Performance of the rapid tests was compared against the
standard antibody screening assay and the Centers for Disease Control (CDC)
testing algorithm.
Compared to standard antibody screening, the rapid assays
had a sensitivity of between 87% and 98%, and their specificity ranged from
99.6% to 99.8%.
Sensitivity of Orasure (97.8%) was significantly higher than
both Chembio (96.2%, p = 0.012) and MedMira (87%, p < 0.01).
Using the CDC testing approach, sensitivity ranged from 88%
to 99% and the specificity between 99.5% and 99.8%. Once again, sensitivity was
higher for OraSure (99.3%) compared to Chembio (97.8%, p = 0.021) and MedMira
(88%, p < 0.001).
Rates of false positives and false negatives varied between
the assays and reference approaches.
Chembio had 0.2% false positives and between 2.2% and 3.9%
false negatives.
The rate of false positives using MedMira was 0.2%, with
between 11.7% and13.4% being false negative.
OraSure had between 0.4% and 0.6% with a false positive result
and 0.7% to 2.2% had a false-negative result.

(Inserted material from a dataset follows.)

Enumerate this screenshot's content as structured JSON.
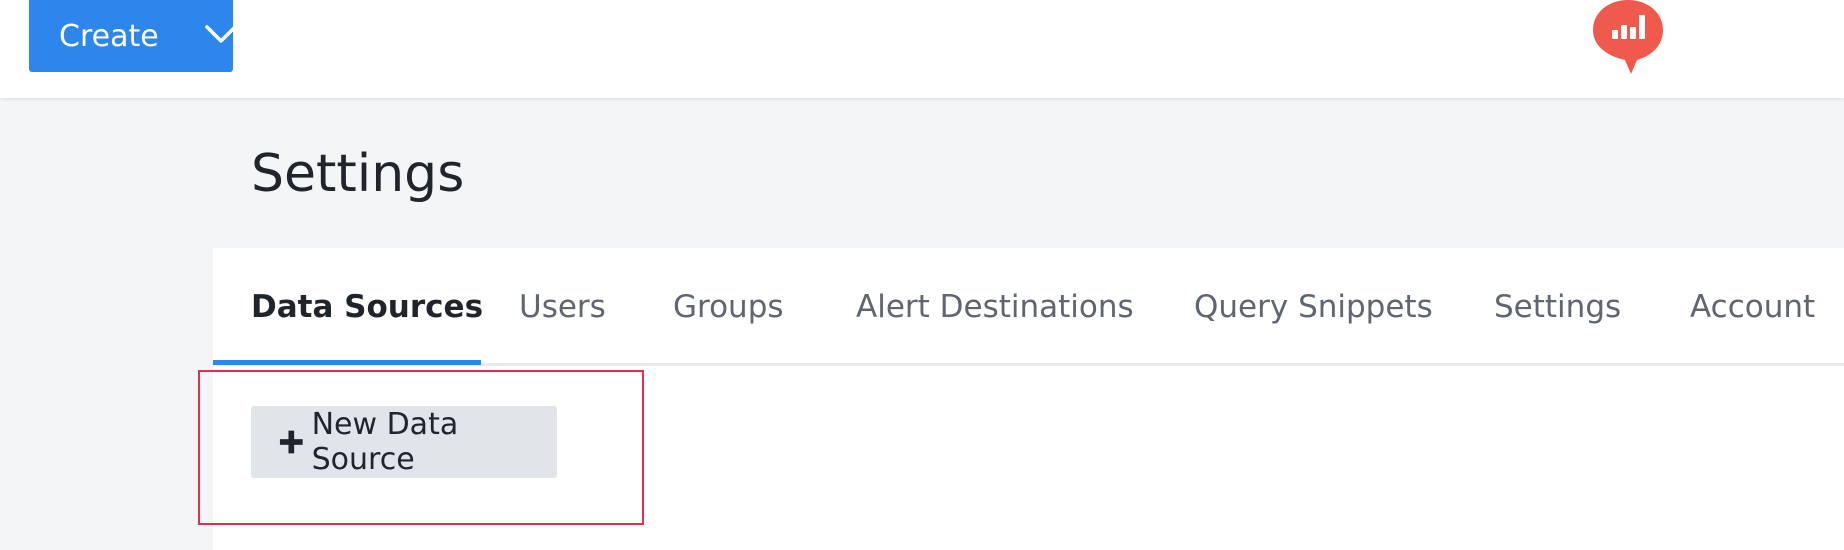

Infection with HIV was significantly associated with false
results for both the Chembio (p < 0.01) and MedMira (p < 0.01) assays,
but not OraSure.
“Controlling for all other variables, specimens from
HIV-positive persons were 11 times more likely to have a false result than
those from HIV-negative persons using the Chembio test, and 4 times more likely
using the MedMira test,” write the authors.

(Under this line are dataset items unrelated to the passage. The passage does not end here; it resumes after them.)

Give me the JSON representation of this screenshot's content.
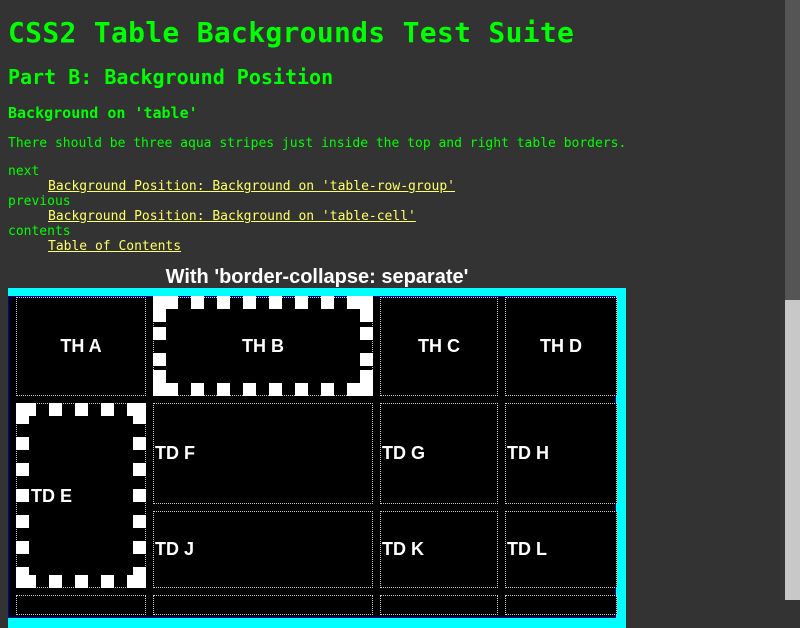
{
  "headings": {
    "main": "CSS2 Table Backgrounds Test Suite",
    "part": "Part B: Background Position",
    "section": "Background on 'table'"
  },
  "description": "There should be three aqua stripes just inside the top and right table borders.",
  "nav": {
    "next_term": "next",
    "next_link": "Background Position: Background on 'table-row-group'",
    "previous_term": "previous",
    "previous_link": "Background Position: Background on 'table-cell'",
    "contents_term": "contents",
    "contents_link": "Table of Contents"
  },
  "table": {
    "caption": "With 'border-collapse: separate'",
    "headers": [
      "TH A",
      "TH B",
      "TH C",
      "TH D"
    ],
    "cells": [
      "TD E",
      "TD F",
      "TD G",
      "TD H",
      "TD J",
      "TD K",
      "TD L"
    ]
  },
  "colors": {
    "background": "#333333",
    "text": "#00ff00",
    "link": "#ffff66",
    "stripe": "#00ffff",
    "cell_background": "#000000"
  }
}
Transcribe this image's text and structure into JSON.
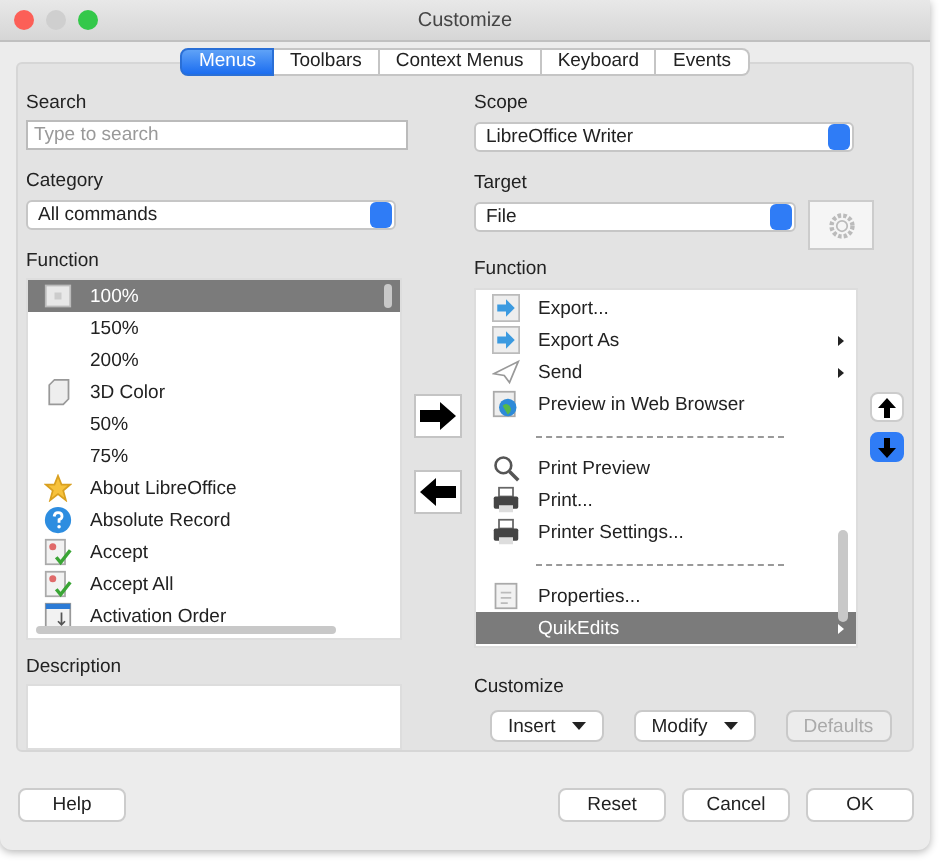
{
  "window": {
    "title": "Customize"
  },
  "tabs": [
    {
      "label": "Menus",
      "selected": true
    },
    {
      "label": "Toolbars",
      "selected": false
    },
    {
      "label": "Context Menus",
      "selected": false
    },
    {
      "label": "Keyboard",
      "selected": false
    },
    {
      "label": "Events",
      "selected": false
    }
  ],
  "search": {
    "label": "Search",
    "placeholder": "Type to search"
  },
  "category": {
    "label": "Category",
    "value": "All commands"
  },
  "scope": {
    "label": "Scope",
    "value": "LibreOffice Writer"
  },
  "target": {
    "label": "Target",
    "value": "File"
  },
  "function_left": {
    "label": "Function",
    "items": [
      {
        "text": "100%",
        "selected": true
      },
      {
        "text": "150%",
        "selected": false
      },
      {
        "text": "200%",
        "selected": false
      },
      {
        "text": "3D Color",
        "selected": false
      },
      {
        "text": "50%",
        "selected": false
      },
      {
        "text": "75%",
        "selected": false
      },
      {
        "text": "About LibreOffice",
        "selected": false
      },
      {
        "text": "Absolute Record",
        "selected": false
      },
      {
        "text": "Accept",
        "selected": false
      },
      {
        "text": "Accept All",
        "selected": false
      },
      {
        "text": "Activation Order",
        "selected": false
      }
    ]
  },
  "function_right": {
    "label": "Function",
    "items": [
      {
        "kind": "item",
        "text": "Export...",
        "submenu": false,
        "selected": false
      },
      {
        "kind": "item",
        "text": "Export As",
        "submenu": true,
        "selected": false
      },
      {
        "kind": "item",
        "text": "Send",
        "submenu": true,
        "selected": false
      },
      {
        "kind": "item",
        "text": "Preview in Web Browser",
        "submenu": false,
        "selected": false
      },
      {
        "kind": "separator"
      },
      {
        "kind": "item",
        "text": "Print Preview",
        "submenu": false,
        "selected": false
      },
      {
        "kind": "item",
        "text": "Print...",
        "submenu": false,
        "selected": false
      },
      {
        "kind": "item",
        "text": "Printer Settings...",
        "submenu": false,
        "selected": false
      },
      {
        "kind": "separator"
      },
      {
        "kind": "item",
        "text": "Properties...",
        "submenu": false,
        "selected": false
      },
      {
        "kind": "item",
        "text": "QuikEdits",
        "submenu": true,
        "selected": true
      }
    ]
  },
  "description": {
    "label": "Description"
  },
  "customize": {
    "label": "Customize",
    "buttons": [
      {
        "label": "Insert",
        "dropdown": true,
        "disabled": false
      },
      {
        "label": "Modify",
        "dropdown": true,
        "disabled": false
      },
      {
        "label": "Defaults",
        "dropdown": false,
        "disabled": true
      }
    ]
  },
  "footer": {
    "left": [
      "Help"
    ],
    "right": [
      "Reset",
      "Cancel",
      "OK"
    ]
  }
}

However, they note “the sample of HIV-positive specimens
(both anti-HCV positive and negative) was small (n = 43), and the associated estimates imprecise.”
They suggest, “anti-HCV rapid assays need to be evaluated
using an HIV-positive specimen panel to establish and expected proportion of
false-negative results. Also, demonstration projects should be conducted to see
how these assays would be implemented in HIV settings.”